Monday, September 24, 2007

good

For the last week or so I feel like I've finally gotten over a hump in a lesson about trusting God and accepting His goodness.

I have a hard time with expectations (the Snow Cone Theory being a prime illustration). Nearly everything disappoints me at some level. Just doesn't meet expectations. Every holiday, everything I bake, every time I play music (the bad times and the good, because there's always a better in my imagination), every time I write something, every time I look forward to an event.

For a long time now I have been battling this in my walk with God. Somewhere along the way I've developed my Unassailable Ideas of How Things Should Be (UIHTSB, for short). And I'd pray in accordance with that UIHTSB. And build expectations around whatever happened to be part of the UIHTSB at the time, and be happy if it looked like the UIHTSB was happy, and sad if it looked like the UIHTSB was thwarted.

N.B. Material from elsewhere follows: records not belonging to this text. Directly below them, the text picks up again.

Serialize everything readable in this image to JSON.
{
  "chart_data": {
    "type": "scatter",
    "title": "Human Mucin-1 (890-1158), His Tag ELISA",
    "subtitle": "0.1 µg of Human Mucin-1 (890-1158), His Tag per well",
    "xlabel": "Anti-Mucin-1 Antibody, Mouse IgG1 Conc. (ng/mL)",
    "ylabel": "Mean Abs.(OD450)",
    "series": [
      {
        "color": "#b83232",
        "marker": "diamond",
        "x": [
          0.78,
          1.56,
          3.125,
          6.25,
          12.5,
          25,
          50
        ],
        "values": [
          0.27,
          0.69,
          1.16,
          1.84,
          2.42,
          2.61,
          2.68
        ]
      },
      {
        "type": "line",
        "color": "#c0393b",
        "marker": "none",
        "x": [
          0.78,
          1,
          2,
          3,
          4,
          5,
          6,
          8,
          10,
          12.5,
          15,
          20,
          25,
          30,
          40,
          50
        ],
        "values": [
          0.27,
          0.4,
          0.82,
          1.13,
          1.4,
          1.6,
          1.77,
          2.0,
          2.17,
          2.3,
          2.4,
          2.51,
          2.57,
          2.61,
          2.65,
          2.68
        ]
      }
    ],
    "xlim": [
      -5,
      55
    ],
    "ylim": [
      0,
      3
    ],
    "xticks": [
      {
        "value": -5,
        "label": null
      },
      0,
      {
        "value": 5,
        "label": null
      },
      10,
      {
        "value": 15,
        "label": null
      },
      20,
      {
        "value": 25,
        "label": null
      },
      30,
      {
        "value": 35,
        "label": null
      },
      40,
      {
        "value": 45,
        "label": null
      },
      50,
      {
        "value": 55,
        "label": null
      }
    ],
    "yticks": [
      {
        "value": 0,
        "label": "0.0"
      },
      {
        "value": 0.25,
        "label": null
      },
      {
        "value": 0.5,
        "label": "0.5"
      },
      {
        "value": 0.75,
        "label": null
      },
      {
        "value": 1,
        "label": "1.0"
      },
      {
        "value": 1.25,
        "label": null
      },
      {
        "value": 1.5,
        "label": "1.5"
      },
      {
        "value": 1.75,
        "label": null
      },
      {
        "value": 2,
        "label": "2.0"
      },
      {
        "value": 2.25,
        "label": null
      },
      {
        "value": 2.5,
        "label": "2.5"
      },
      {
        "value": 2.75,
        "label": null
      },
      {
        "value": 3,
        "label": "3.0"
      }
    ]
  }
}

It has been a long lesson.

Early this year I started thinking a lot about valleys. Peaceful valleys. Shadow of death valleys. And shepherds. Shepherds leading dumb sheep through peaceful valleys, along still waters, into green pastures. Just sheep. Sheep without a UIHTSB. Dumb sheep just following, accepting good things.

Then I started thinking about promises. A friend described God to me as "the Faithful One Who never breaks a promise." Never. Not since Abraham. Not since Adam. He Who promised is faithful. In Him is no variation or shadow of turning. He promises good gifts, and He means it.

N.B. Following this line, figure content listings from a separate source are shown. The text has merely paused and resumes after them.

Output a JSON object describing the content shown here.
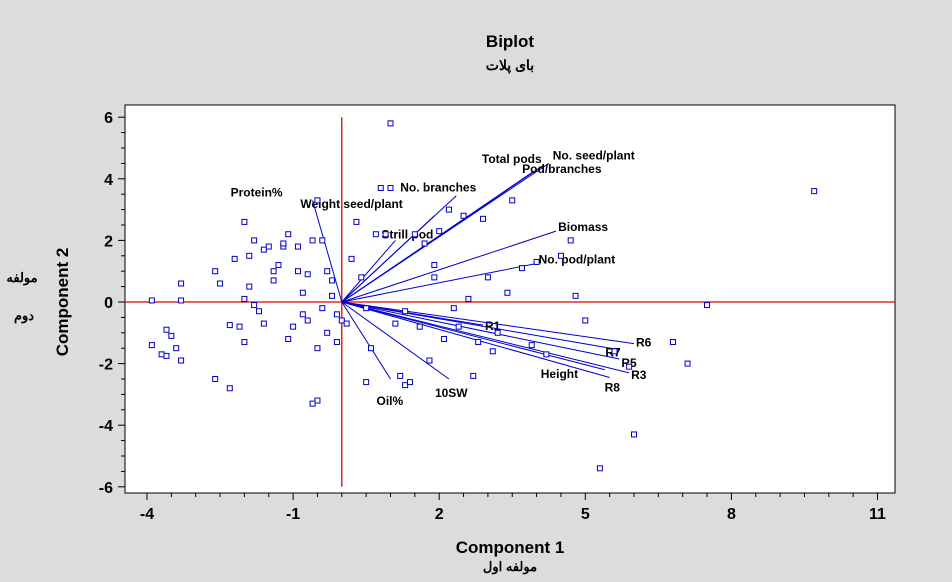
{
  "chart_data": {
    "type": "scatter",
    "title": "Biplot",
    "subtitle": "بای پلات",
    "xlabel": "Component 1",
    "xlabel_sub": "مولفه اول",
    "ylabel": "Component 2",
    "ylabel_sub": [
      "مولفه",
      "دوم"
    ],
    "xlim": [
      -4.2,
      11
    ],
    "ylim": [
      -6.2,
      6.2
    ],
    "xticks": [
      -4,
      -1,
      2,
      5,
      8,
      11
    ],
    "xtick_labels": [
      "-4",
      "-1",
      "2",
      "5",
      "8",
      "11"
    ],
    "yticks": [
      -6,
      -4,
      -2,
      0,
      2,
      4,
      6
    ],
    "ytick_labels": [
      "-6",
      "-4",
      "-2",
      "0",
      "2",
      "4",
      "6"
    ],
    "grid": false,
    "colors": {
      "points": "#0000cc",
      "vectors": "#0000cc",
      "axes_lines": "#e00000",
      "background": "#dcdcdc",
      "plot_bg": "#ffffff"
    },
    "points": [
      {
        "x": -3.9,
        "y": 0.05
      },
      {
        "x": -3.6,
        "y": -0.9
      },
      {
        "x": -3.5,
        "y": -1.1
      },
      {
        "x": -3.7,
        "y": -1.7
      },
      {
        "x": -3.6,
        "y": -1.75
      },
      {
        "x": -3.4,
        "y": -1.5
      },
      {
        "x": -3.3,
        "y": -1.9
      },
      {
        "x": -3.3,
        "y": 0.6
      },
      {
        "x": -3.9,
        "y": -1.4
      },
      {
        "x": -3.3,
        "y": 0.05
      },
      {
        "x": -2.6,
        "y": 1.0
      },
      {
        "x": -2.5,
        "y": 0.6
      },
      {
        "x": -2.6,
        "y": -2.5
      },
      {
        "x": -2.3,
        "y": -2.8
      },
      {
        "x": -2.3,
        "y": -0.75
      },
      {
        "x": -2.0,
        "y": 2.6
      },
      {
        "x": -2.1,
        "y": -0.8
      },
      {
        "x": -2.0,
        "y": -1.3
      },
      {
        "x": -1.9,
        "y": 0.5
      },
      {
        "x": -1.9,
        "y": 1.5
      },
      {
        "x": -1.8,
        "y": -0.1
      },
      {
        "x": -1.8,
        "y": 2.0
      },
      {
        "x": -1.7,
        "y": -0.3
      },
      {
        "x": -1.6,
        "y": -0.7
      },
      {
        "x": -1.6,
        "y": 1.7
      },
      {
        "x": -1.5,
        "y": 1.8
      },
      {
        "x": -1.4,
        "y": 1.0
      },
      {
        "x": -1.3,
        "y": 1.2
      },
      {
        "x": -1.2,
        "y": 1.8
      },
      {
        "x": -1.2,
        "y": 1.9
      },
      {
        "x": -1.1,
        "y": 2.2
      },
      {
        "x": -1.0,
        "y": -0.8
      },
      {
        "x": -0.9,
        "y": 1.8
      },
      {
        "x": -0.9,
        "y": 1.0
      },
      {
        "x": -0.8,
        "y": 0.3
      },
      {
        "x": -0.8,
        "y": -0.4
      },
      {
        "x": -0.7,
        "y": 0.9
      },
      {
        "x": -0.7,
        "y": -0.6
      },
      {
        "x": -0.6,
        "y": 2.0
      },
      {
        "x": -0.5,
        "y": 3.3
      },
      {
        "x": -0.5,
        "y": -1.5
      },
      {
        "x": -0.4,
        "y": 2.0
      },
      {
        "x": -0.4,
        "y": -0.2
      },
      {
        "x": -0.3,
        "y": 1.0
      },
      {
        "x": -0.3,
        "y": -1.0
      },
      {
        "x": -0.2,
        "y": 0.7
      },
      {
        "x": -0.2,
        "y": 0.2
      },
      {
        "x": -0.1,
        "y": -0.4
      },
      {
        "x": -0.1,
        "y": -1.3
      },
      {
        "x": 0.0,
        "y": -0.6
      },
      {
        "x": 0.1,
        "y": -0.7
      },
      {
        "x": 0.2,
        "y": 1.4
      },
      {
        "x": 0.3,
        "y": 2.6
      },
      {
        "x": 0.4,
        "y": 0.8
      },
      {
        "x": 0.5,
        "y": -0.2
      },
      {
        "x": 0.5,
        "y": -2.6
      },
      {
        "x": 0.6,
        "y": -1.5
      },
      {
        "x": 0.7,
        "y": 2.2
      },
      {
        "x": 0.8,
        "y": 3.7
      },
      {
        "x": 0.9,
        "y": 2.2
      },
      {
        "x": 1.0,
        "y": 3.7
      },
      {
        "x": 1.0,
        "y": 5.8
      },
      {
        "x": 1.1,
        "y": -0.7
      },
      {
        "x": 1.2,
        "y": -2.4
      },
      {
        "x": 1.3,
        "y": -0.3
      },
      {
        "x": 1.3,
        "y": -2.7
      },
      {
        "x": 1.4,
        "y": -2.6
      },
      {
        "x": 1.5,
        "y": 2.2
      },
      {
        "x": 1.6,
        "y": -0.8
      },
      {
        "x": 1.7,
        "y": 1.9
      },
      {
        "x": 1.8,
        "y": -1.9
      },
      {
        "x": 1.9,
        "y": 0.8
      },
      {
        "x": 1.9,
        "y": 1.2
      },
      {
        "x": 2.0,
        "y": 2.3
      },
      {
        "x": 2.1,
        "y": -1.2
      },
      {
        "x": 2.2,
        "y": 3.0
      },
      {
        "x": 2.3,
        "y": -0.2
      },
      {
        "x": 2.4,
        "y": -0.8
      },
      {
        "x": 2.5,
        "y": 2.8
      },
      {
        "x": 2.6,
        "y": 0.1
      },
      {
        "x": 2.7,
        "y": -2.4
      },
      {
        "x": 2.8,
        "y": -1.3
      },
      {
        "x": 2.9,
        "y": 2.7
      },
      {
        "x": 3.0,
        "y": 0.8
      },
      {
        "x": 3.1,
        "y": -1.6
      },
      {
        "x": 3.2,
        "y": -1.0
      },
      {
        "x": 3.4,
        "y": 0.3
      },
      {
        "x": 3.5,
        "y": 3.3
      },
      {
        "x": 3.7,
        "y": 1.1
      },
      {
        "x": 3.9,
        "y": -1.4
      },
      {
        "x": 4.0,
        "y": 1.3
      },
      {
        "x": 4.2,
        "y": -1.7
      },
      {
        "x": 4.5,
        "y": 1.5
      },
      {
        "x": 4.7,
        "y": 2.0
      },
      {
        "x": 4.8,
        "y": 0.2
      },
      {
        "x": 5.0,
        "y": -0.6
      },
      {
        "x": 5.3,
        "y": -5.4
      },
      {
        "x": 5.6,
        "y": -1.6
      },
      {
        "x": 5.9,
        "y": -2.1
      },
      {
        "x": 6.0,
        "y": -4.3
      },
      {
        "x": 6.8,
        "y": -1.3
      },
      {
        "x": 7.1,
        "y": -2.0
      },
      {
        "x": 7.5,
        "y": -0.1
      },
      {
        "x": 9.7,
        "y": 3.6
      },
      {
        "x": -0.5,
        "y": -3.2
      },
      {
        "x": -0.6,
        "y": -3.3
      },
      {
        "x": -1.4,
        "y": 0.7
      },
      {
        "x": -2.2,
        "y": 1.4
      },
      {
        "x": -2.0,
        "y": 0.1
      },
      {
        "x": -1.1,
        "y": -1.2
      }
    ],
    "vectors": [
      {
        "label": "No. seed/plant",
        "x": 4.25,
        "y": 4.5,
        "label_dx": 4,
        "label_dy": -4
      },
      {
        "label": "Total pods",
        "x": 4.15,
        "y": 4.45,
        "label_dx": -62,
        "label_dy": -2
      },
      {
        "label": "Pod/branches",
        "x": 3.95,
        "y": 4.25,
        "label_dx": -12,
        "label_dy": 2
      },
      {
        "label": "No. branches",
        "x": 2.35,
        "y": 3.45,
        "label_dx": -56,
        "label_dy": -4
      },
      {
        "label": "Weight seed/plant",
        "x": 1.9,
        "y": 2.8,
        "label_dx": -134,
        "label_dy": -8
      },
      {
        "label": "Strill pod",
        "x": 1.1,
        "y": 2.0,
        "label_dx": -14,
        "label_dy": -2
      },
      {
        "label": "Biomass",
        "x": 4.4,
        "y": 2.3,
        "label_dx": 2,
        "label_dy": 0
      },
      {
        "label": "No. pod/plant",
        "x": 4.0,
        "y": 1.25,
        "label_dx": 2,
        "label_dy": 0
      },
      {
        "label": "Protein%",
        "x": -0.6,
        "y": 3.3,
        "label_dx": -82,
        "label_dy": -4
      },
      {
        "label": "R1",
        "x": 2.9,
        "y": -0.75,
        "label_dx": 2,
        "label_dy": 5
      },
      {
        "label": "R6",
        "x": 6.0,
        "y": -1.35,
        "label_dx": 2,
        "label_dy": 3
      },
      {
        "label": "R7",
        "x": 5.7,
        "y": -1.55,
        "label_dx": -14,
        "label_dy": 7
      },
      {
        "label": "R5",
        "x": 5.7,
        "y": -1.85,
        "label_dx": 2,
        "label_dy": 8
      },
      {
        "label": "R3",
        "x": 5.9,
        "y": -2.3,
        "label_dx": 2,
        "label_dy": 6
      },
      {
        "label": "Height",
        "x": 5.4,
        "y": -2.2,
        "label_dx": -64,
        "label_dy": 8
      },
      {
        "label": "R8",
        "x": 5.5,
        "y": -2.45,
        "label_dx": -5,
        "label_dy": 14
      },
      {
        "label": "10SW",
        "x": 2.2,
        "y": -2.5,
        "label_dx": -14,
        "label_dy": 18
      },
      {
        "label": "Oil%",
        "x": 1.0,
        "y": -2.5,
        "label_dx": -14,
        "label_dy": 26
      }
    ]
  }
}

The catch is -- He's the one Who says what's good.

Not me and my UIHTSB.

The incredible mercy is that His good is so much better.

Which brings me to James. For about a week this summer I had a dialogue with James. I don't think I've ever talked with a book of the Bible like that. One day I was in James 3, needing badly to hear about the dangers of the tongue, and came upon chapter 4 (which really should be read in context).
You do not have, because you do not ask.
And I thought, What in the world? I ask all the time. I have my UIHTSB right here. I ask for clarity about this thing, I ask You to show me should I keep doing this, start doing that. What does this mean, "because you do not ask?"
You ask and do not receive, because you ask wrongly,
Wrongly?! If I could only publish these prayers. "Lord, please glorify You by following this agenda. Let me repeat it: . . ." This is high quality stuff. Textbook material. What could be "wrongly" about this?
to spend it on your passions.
Thud.

It's not about you.

But somehow that has been the starting point for learning to accept. Learning to receive. To follow, like that sheep in the valley. These months have held so many rich gifts of profound goodness -- goodness purchased by the blood of Christ -- but nothing I could ever have anticipated to write in my UIHTSB. Eye has not seen, nor ear heard . . . there is no way I could ever come up with a plan to rival God's, no matter how much holy-speak I stuff into my pharisee prayers.

And somehow when I was wrapped up in my own plans I had this idea of holding back, not really abandoning myself in any task until I was sure that it was God's plan, always keeping one eye somewhere else, just in case. But that's not a sheep thing to do. And it's not the lifestyle of someone who believes that He is Faithful Who promised. That person is all there all the time, seeking God and not outward circumstances.

No doubt tomorrow I'll be learning this all over again. But He gives more grace. What He gives, do I receive?

3 comments:

HyperElbow said...

Took you long enough! ;) J/K

Anonymous said...

I was reading Ephesians 5 & 6, and God spoke to me about the importance of NOW, where ever I find myself. Just a few thoughts from these great chapters. Please prayerfully read them in their entirety!

Vs 1 Be imitators of God as dear children. (NOW)
Vs 2 Walk in love (NOW)
Vs 3-7 miscellaneous do's and don'ts (NOW)
Vs 8 Walk as children of light(NOW)
Vs 14 Awake, you who sleep (NOW)
Awake, from the dead (NOW)
Vs 15 Walk circumspectly, (NOW)
Vs 16 Redeeming the time, because the days are evil (NOW)
Vs 17 Understand what the will of the LORD is (NOW)
Vs 18 Be filled with the Spirit (NOW)
Vs 5:19 -6:23 How to live before God and others, being filled with the Holy Spirit, right where God has placed us (NOW!)

I'm not sure what He has for me tomorrow but I'm pretty clear on what He has for me today, in the place He has brought me to; today.

"Redeeming the time, because the days are evil"

I am not saying that we shouldn't consider tomorrow or even make plans for tomorrow, I'm saying that NOW is more important than tomorrow. Are we faithful, from God's persepective, about the things of now.

Uncle Don

Anonymous said...

Great post Emily. What a blessing to be discovering these great truths. God's grace is truly amazing!